In 1860, Mr. Goldie settled in Guelph, built a mill and commenced the manufacture of flour; sold that mill a few years afterwards, and rebuilt on another site, on a larger scale, and is now manufacturing about 75,000 or 80,000 barrels per annum. He also handles as much more, not of his own manufacture, finding a ready market mainly in the Maritime Provinces, and Great Britain. No better brands of flour are sent from Ontario, than are manufactured at his mills in Guelph. The Herald of this city thus speaks of this mill:
“Goldie’s Mill is one of the important factors of Guelph’s manufacturing and commercial prosperity, consuming immense quantities of wheat and disbursing large sums annually to our farmers for their grain; in the mill itself, in the cooper shops, and in the various departments of the business employing a large force of work men, it fills a sphere of usefulness and wields a power that accomplishes good to all classes.
“Over and over again it has been characterized as the model flouring mill of Canada, a verdict that facts abundantly sanction.

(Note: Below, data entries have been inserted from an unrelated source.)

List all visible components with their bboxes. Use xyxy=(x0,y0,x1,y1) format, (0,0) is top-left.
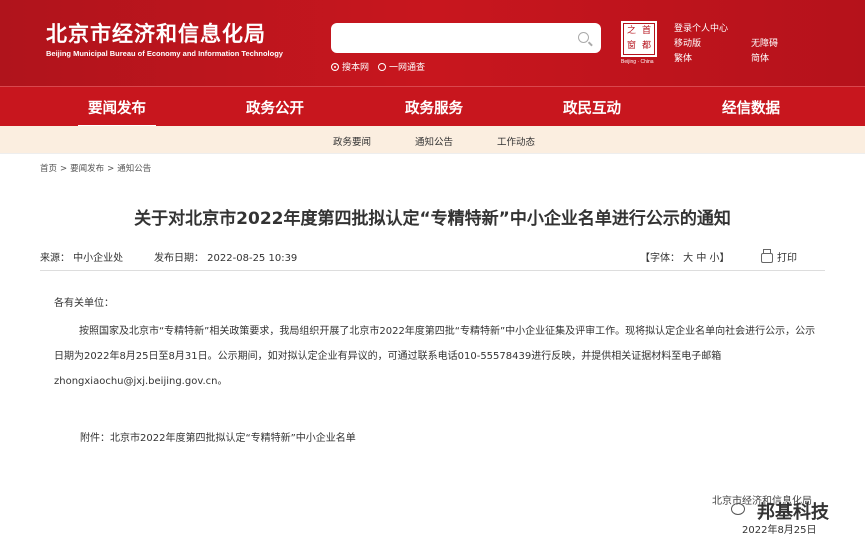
breadcrumb-home[interactable]: 首页 xyxy=(40,164,57,174)
search-scope-site[interactable]: 搜本网 xyxy=(331,60,369,73)
site-logo-subtitle: Beijing Municipal Bureau of Economy and … xyxy=(46,49,283,58)
breadcrumb-notices[interactable]: 通知公告 xyxy=(117,164,151,174)
print-label: 打印 xyxy=(777,253,797,264)
search-scope-site-label: 搜本网 xyxy=(342,63,370,73)
login-link[interactable]: 登录个人中心 xyxy=(674,21,728,34)
sub-nav: 政务要闻 通知公告 工作动态 xyxy=(0,126,865,154)
article-title: 关于对北京市2022年度第四批拟认定“专精特新”中小企业名单进行公示的通知 xyxy=(134,209,731,229)
nav-item-interaction[interactable]: 政民互动 xyxy=(563,97,621,118)
breadcrumb-separator: > xyxy=(107,164,115,174)
seal-char: 都 xyxy=(641,41,651,51)
subnav-item-notices[interactable]: 通知公告 xyxy=(415,134,453,148)
seal-caption: Beijing · China xyxy=(621,59,654,65)
simplified-link[interactable]: 简体 xyxy=(751,51,769,64)
meta-divider xyxy=(40,270,825,271)
article-date: 发布日期： 2022-08-25 10:39 xyxy=(154,253,298,264)
article-attachment[interactable]: 附件：北京市2022年度第四批拟认定“专精特新”中小企业名单 xyxy=(80,428,855,449)
site-logo-title[interactable]: 北京市经济和信息化局 xyxy=(46,18,266,48)
nav-item-data[interactable]: 经信数据 xyxy=(722,97,780,118)
seal-char: 首 xyxy=(641,26,651,36)
breadcrumb-separator: > xyxy=(60,164,68,174)
wechat-icon xyxy=(731,503,745,515)
seal-char: 之 xyxy=(626,26,636,36)
print-button[interactable]: 打印 xyxy=(761,249,797,264)
capital-window-logo[interactable]: 之 首 窗 都 xyxy=(621,21,657,57)
search-scope-all[interactable]: 一网通查 xyxy=(378,60,425,73)
seal-char: 窗 xyxy=(626,41,636,51)
article-salutation: 各有关单位： xyxy=(54,298,114,309)
article-sign-date: 2022年8月25日 xyxy=(742,525,817,536)
article-paragraph: 按照国家及北京市“专精特新”相关政策要求，我局组织开展了北京市2022年度第四批… xyxy=(54,326,816,387)
printer-icon xyxy=(761,249,773,263)
accessible-link[interactable]: 无障碍 xyxy=(751,36,778,49)
nav-item-gov-affairs[interactable]: 政务公开 xyxy=(246,97,304,118)
traditional-link[interactable]: 繁体 xyxy=(674,51,692,64)
breadcrumb: 首页 > 要闻发布 > 通知公告 xyxy=(40,162,151,174)
radio-unselected-icon[interactable] xyxy=(378,62,386,71)
search-scope-all-label: 一网通查 xyxy=(389,63,426,73)
subnav-item-work[interactable]: 工作动态 xyxy=(497,134,535,148)
search-input[interactable] xyxy=(331,23,601,53)
site-header: 北京市经济和信息化局 Beijing Municipal Bureau of E… xyxy=(0,0,865,86)
nav-item-news[interactable]: 要闻发布 xyxy=(78,97,156,128)
subnav-item-news[interactable]: 政务要闻 xyxy=(333,134,371,148)
mobile-link[interactable]: 移动版 xyxy=(674,36,701,49)
radio-selected-icon[interactable] xyxy=(331,62,339,71)
search-icon[interactable] xyxy=(578,32,589,43)
font-size-switcher[interactable]: 【字体： 大 中 小】 xyxy=(640,249,730,264)
article-source: 来源： 中小企业处 xyxy=(40,253,124,264)
breadcrumb-news[interactable]: 要闻发布 xyxy=(70,164,104,174)
main-nav: 要闻发布 政务公开 政务服务 政民互动 经信数据 xyxy=(0,86,865,128)
nav-item-gov-services[interactable]: 政务服务 xyxy=(405,97,463,118)
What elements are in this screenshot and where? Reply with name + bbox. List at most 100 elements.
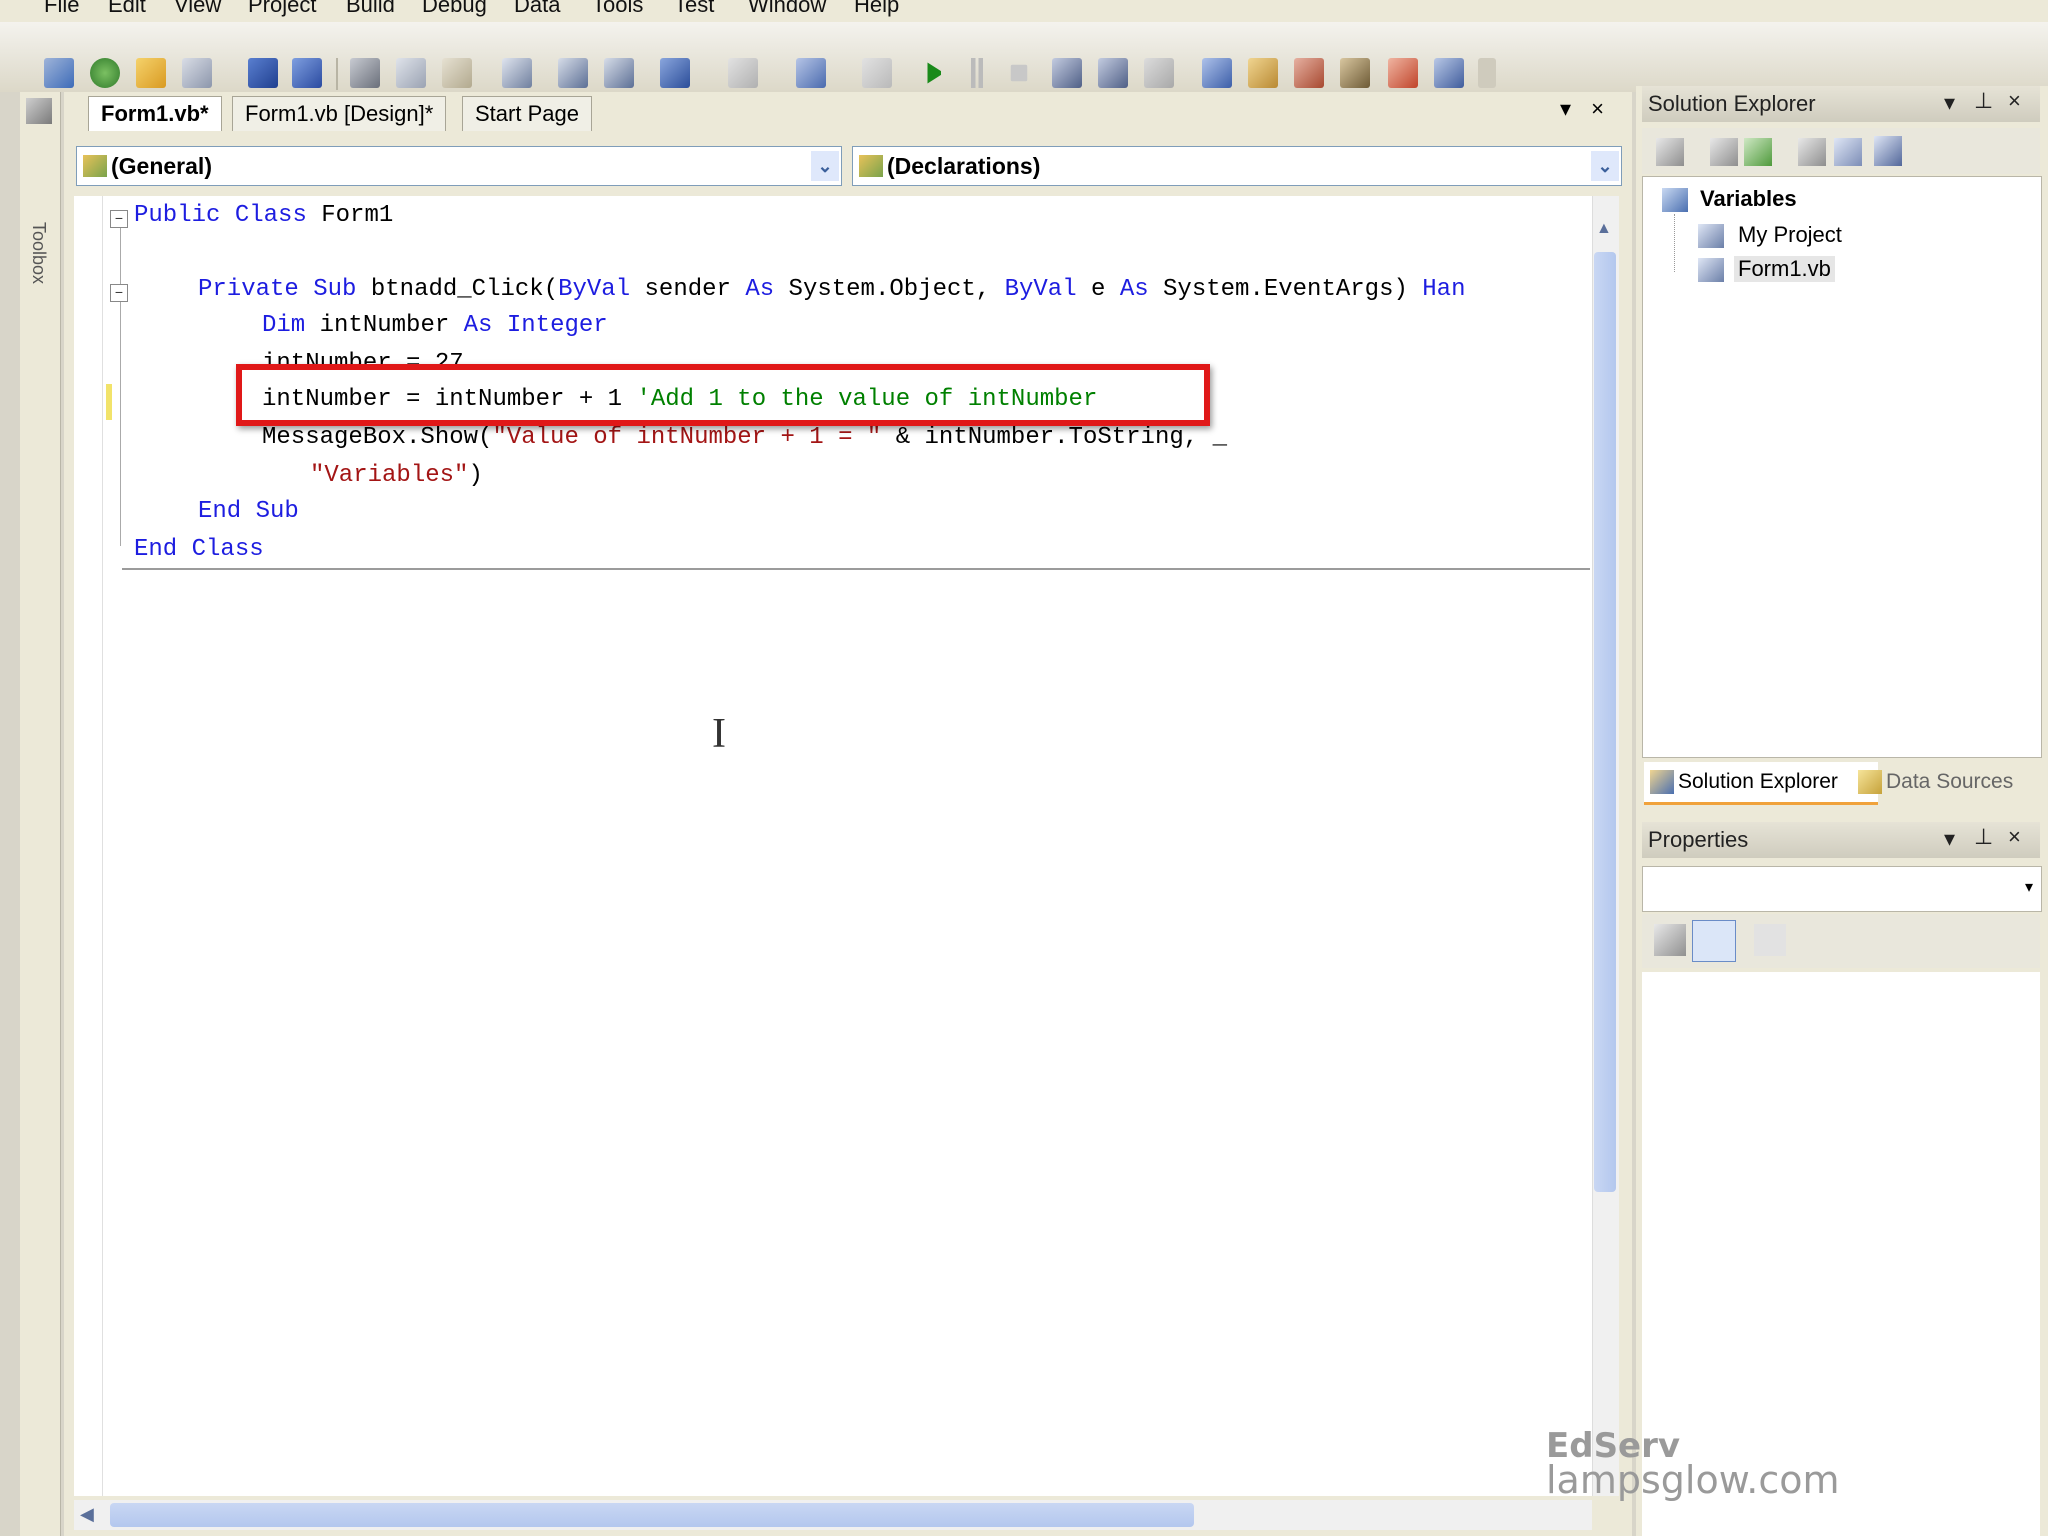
navigate-backward-icon[interactable] xyxy=(796,58,826,88)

“Of machinery now in place, the best that the millwright’s art could produce, has been purchased. Six run of stone are busily at work. Three double chests of bolts are performing their duties. Middlings purifiers, coolers, grain cleaning machinery, packing apparatus all the component parts of a first-class mill are to be seen.
Mr. Goldie is president of the Ontario Millers’ Association, and he is well known among flour manufacturers in Great Britain and the United States, as well as throughout the Dominion of Canada.
He was in the council in the days when Guelph was a town; is one of the license commissioners for the south riding of Wellington, and a director of insurance companies in Guelph and Galt.
He is a Liberal Conservative, and in. 1876, and again in 1878, was the candidate of his party to represent the south riding of Wellington in the House of Commons, but the district is strongly Reform and he was defeated both times.
Mr. Goldie is a member and deacon of the Congregational church; a liberal contributor to church building funds of his own denomination and others, and to religious and charitable institutions generally.
In March, 1848, he married in New York, Miss Frances Owen, a native of Montgomery-shire, Wales, and of eight children, the fruit of this union, five, all sons, are living. Thomas, the eldest, has a family; the others are single. The three oldest are with their father in the milling business.